The Most Equal Comrade may not have much of a window for achieving his goal of post-Americans living in tar paper shacks before his foolishness gets us all murdered in our beds.

12 comments:

  1. We've been moving towards paper shacks ever since our industries started off shoring in the 70s, company towns that thrived here now thrive, not here, but over there. You blamed the workers.

    ReplyDelete
  2. Nettie even got somewhat crosswise with Il Papa, if you can believe the press. It appears they don't like one another all that much either.

    ReplyDelete
  3. I most certainly did not blame the workers. Where do you get that? I blame the corporate tax rate and the regulatory leviathan.

    I can very much understand Bibi finding Francis frustrating to deal with.

    ReplyDelete
  4. Correction, your ilk blamed the workers. Unions.

    ReplyDelete
  5. Nettie is not a very likeable sort, in my miniscule opinion. Israel would be better served by someone more charismatic (with the same goals?).

    ReplyDelete
  6. Netanyahu is not an instantly likeable character. He is polite to a fault, but his manner is stiff, his responses robotic and his small, dark eyes are cold and expressionless. His enemies accuse him of being soulless. His friends believe that the death of Yoni, his elder brother, who led the Entebbe rescue operation in 1976 (to save Israeli hostages hijacked to Uganda by Arab terrorists) caused Netanyahu such agony that he blocks out all emotion. He is usually a good talker but now, exhausted and challenged, he has lost his touch as a communicator: he talks at and through you. He also makes no attempt to disguise his loathing of the media which over the last year has tracked him from scandal to scandal and crisis to crisis. Asked what he would have done in another life he looks at me and says, somewhat scornfully: "I wouldn't exchange places with your profession."

    Read more at http://www.independent.co.uk/arts-entertainment/confessions-of-a-troubled-man-1252789.html

    ReplyDelete
  7. And, like Billy Jeff the Zipper, he has had sex with that woman, this woman and others, while still married. Not that I judge him for that, but you might.

    ReplyDelete
  8. Even though Francis met with Netanyahu and Palestinian Authority President Mahmoud Abbas, his trip wasn't about the Arab-Israeli conflict. It was about Christians.

    They're the forgotten stakeholders of Jerusalem: People like the nuns who live on the Via Dolorosa, the road Jesus walked to his crucifixion; the Franciscan priests who maintain the Garden of Gethsemane, where Jesus prayed before his death; and, perhaps most importantly, the shrinking number of Arab Christians who live in Israel, the Palestinian Territories, and surrounding countries. On the Vatican-run website dedicated to the pope's trip, there are several sections about the persecution of Palestinian Christians, emphasizing that they are "faced by an exclusivist Islamic movement that often refuses to recognize Christians as co-citizens with equal rights, equal obligations, and equal opportunities."

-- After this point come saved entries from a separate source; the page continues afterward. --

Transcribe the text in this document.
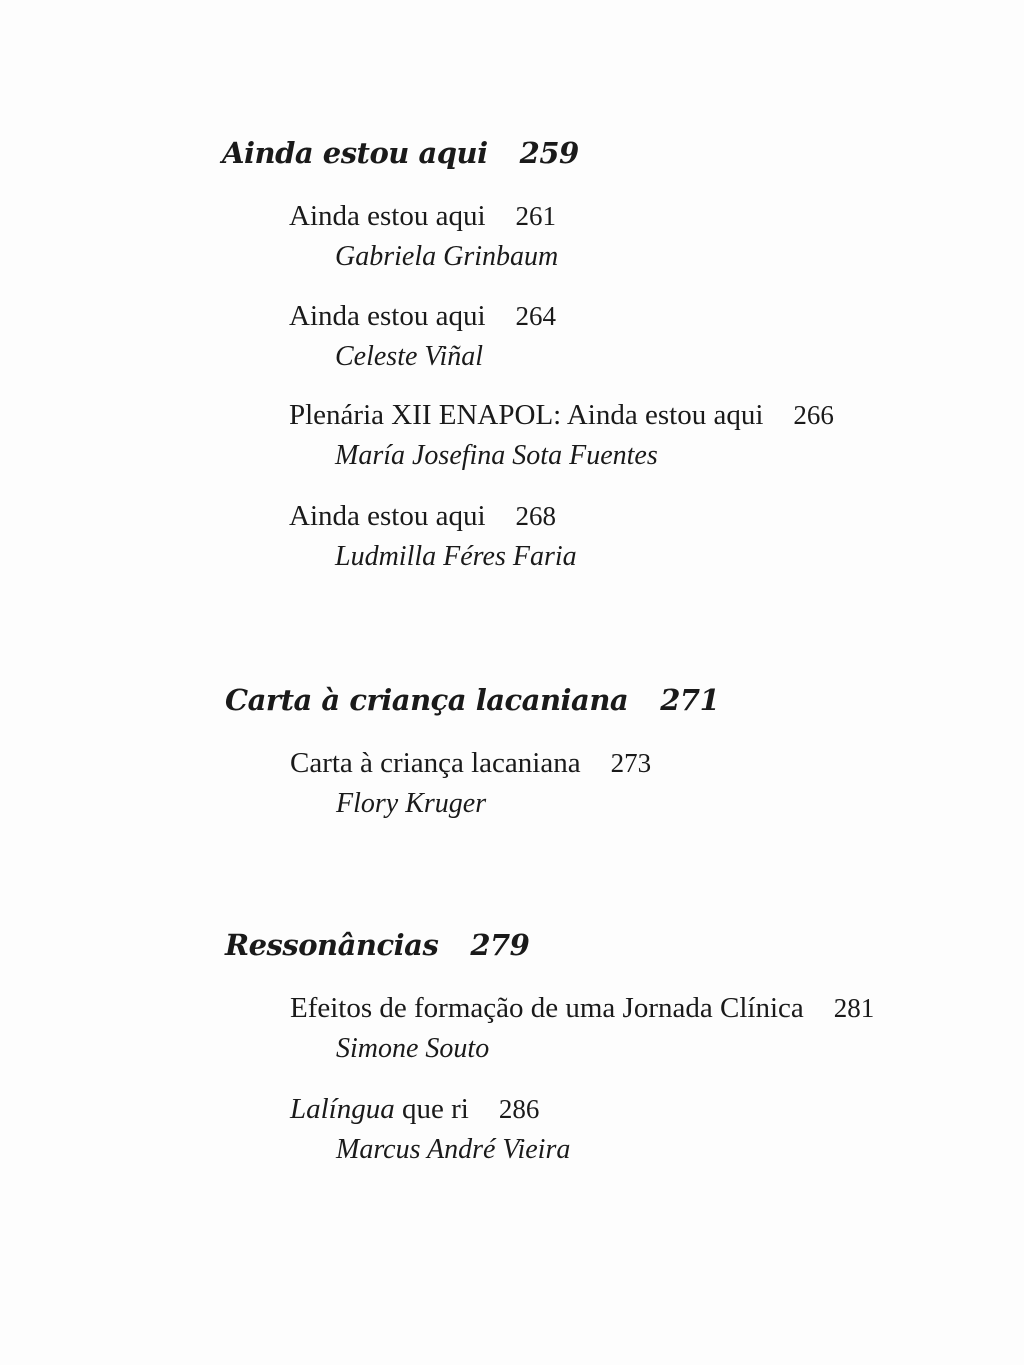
Ainda estou aqui 259
Ainda estou aqui 261
Gabriela Grinbaum
Ainda estou aqui 264
Celeste Viñal
Plenária XII ENAPOL: Ainda estou aqui 266
María Josefina Sota Fuentes
Ainda estou aqui 268
Ludmilla Féres Faria
Carta à criança lacaniana 271
Carta à criança lacaniana 273
Flory Kruger
Ressonâncias 279
Efeitos de formação de uma Jornada Clínica 281
Simone Souto
Lalíngua que ri 286
Marcus André Vieira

    Read more at http://www.theatlantic.com/international/archive/2014/05/pope-francis-holy-land-trip-wasnt-about-the-israeli-palestinian-conflict/371598/

    ReplyDelete
  9. Speaking of nuns, though, bad press coming out of the Emerald Isle.

    ReplyDelete
  10. "The workers" and "unions" are two distinct concepts. In fact, there is no class of people we can call "the workers." There are only individual people who have chosen to work at particular companies and then were faced with new sets of choices due to decisions those companies made. Free human beings in all the roles in the scenario.

    ReplyDelete
  11. That last remark by Bibi is a major factor in my liking him.

    ReplyDelete
  12. He (Netanyahu, not you) said, "somewhat scornfully." Nice guy, apparently not in it to win friends and influence people, though that is sorely needed by any diplomat. Then again, he really is not a diplomat. One way: his way!